City Transporte de Guarujá (SP) notifica prefeitura para que poder público dê explicações sobre intervenção

Companhia foi alvo de ato da administração municipal na sexta-feira passada (28) que alega que há indícios de que viação teria cometido irregularidades e descumprido contrato

ADAMO BAZANI

A empresa City Transporte Intermodal notificou nesta terça-feira (1°) a prefeitura de Guarujá, no litoral paulista, para que o poder público dê explicações sobre intervenção de 90 dias, podendo ser renovada por mais 90, sobre a viação.

O procedimento se chama notificação de responsabilidade e pede para que as supostas causas da intervenção sejam apuradas.

Como mostrou o Diário do Transporte, na noite desta sexta-feira, 28 de março de 2025, prefeito de Guarujá, Farid Madi (Podemos), publicou o decreto de intervenção.

Relembre:

https://diariodotransporte.com.br/2025/03/29/video-intervencao-na-city-transporte-de-guaruja-sp-prefeito-grava-em-garagem-de-onibus-reclama-de-valores-de-subsidios-que-foram-pagos-e-diz-que-vai-revisar-contas/

A City sustenta que uma intervenção desta maneira, apenas levando em conta indícios e sem provas, é “absolutamente ilegal”  e que a apuração dos fatos alegados pela prefeitura vai demostrar “de forma inequívoca, o descabimento e o despropósito da medida”.

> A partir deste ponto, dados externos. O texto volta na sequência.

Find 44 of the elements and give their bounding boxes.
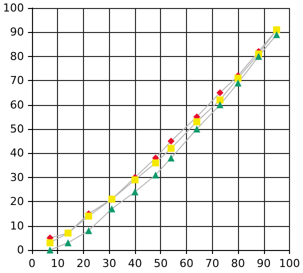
x-tick-label: 70: [205, 257, 220, 270]
x-tick-label: 50: [154, 257, 168, 270]
point: [168, 144, 175, 152]
y-tick-label: 90: [10, 26, 24, 39]
x-tick-label: 40: [128, 257, 142, 270]
x-tick-label: 90: [256, 257, 271, 270]
x-tick-label: 30: [102, 257, 116, 270]
point: [216, 89, 224, 96]
y-tick-label: 70: [10, 74, 24, 88]
point: [193, 126, 200, 132]
y-tick-label: 0: [16, 244, 24, 256]
y-tick-label: 100: [2, 2, 24, 14]
point: [234, 74, 242, 82]
point: [132, 176, 138, 184]
point: [46, 239, 54, 246]
x-tick-label: 80: [231, 257, 245, 270]
point: [193, 118, 200, 126]
point: [46, 246, 54, 254]
point: [168, 138, 175, 145]
x-tick-label: 0: [28, 257, 36, 270]
y-tick-label: 20: [10, 195, 24, 208]
y-tick-label: 40: [10, 146, 24, 160]
point: [216, 96, 224, 104]
point: [168, 154, 175, 162]
y-tick-label: 60: [10, 98, 24, 112]
y-tick-label: 30: [10, 170, 24, 184]
y-tick-label: 80: [10, 50, 24, 63]
y-tick-label: 10: [10, 219, 24, 232]
x-tick-label: 60: [180, 257, 194, 270]
point: [64, 239, 72, 246]
point: [132, 188, 138, 196]
point: [85, 212, 92, 220]
point: [216, 101, 224, 108]
point: [273, 31, 280, 38]
point: [152, 171, 160, 178]
x-tick-label: 10: [50, 257, 65, 270]
x-tick-label: 100: [279, 257, 300, 270]
point: [85, 227, 92, 234]
point: [152, 159, 160, 166]
y-tick-label: 50: [10, 122, 24, 136]
x-tick-label: 20: [76, 257, 90, 270]
point: [255, 52, 262, 60]
point: [234, 80, 242, 87]
point: [108, 205, 116, 212]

Ainda de acordo com a empresa de ônibus, grande parte dos repasses de R$ 84 milhões feitos pelo poder público em 2024 é formada de débitos antigos de valores que não foram depositados pela prefeitura em anos anteriores referentes à prestação de serviços desde 2018, cujos percentuais não foram corrigidos, assim como as projeções de demanda que não se concretizaram ou que não levaram em conta a queda do número de passageiros na pandemia de covid-19, entre 2020 e 2023. A City também rebate as alegações da prefeitura sobre o abastecimento de mais ônibus que a frota em operação, o que, ainda para a gestão municipal indica suposto desvio de combustível e uma forma de “inflar” os custos operacionais e a aumentar a remuneração. Segundo a empresa, os apontamentos do poder público não são verdadeiros, uma vez que esta remuneração é feita com base em passageiros transportados e não pelos custos de operação, independentemente, assim, de quantidade de combustível ou outros insumos consumidos. A companhia ainda diz que não procede a alegação da prefeitura de que está dificultando o acesso aos dados de bilhetagem eletrônica e arrecadação uma vez que os técnicos da administração municipal recebem mensalmente as planilhas e relatórios de toda a movimentação e ainda têm o login e senha do sistema de bilhetagem.

No decreto de intervenção, a prefeitura relaciona uma série de fatores para justificar o ato, entre os quais, que a companhia tem dificultado fiscalização, descumprido contrato e cometido irregularidades.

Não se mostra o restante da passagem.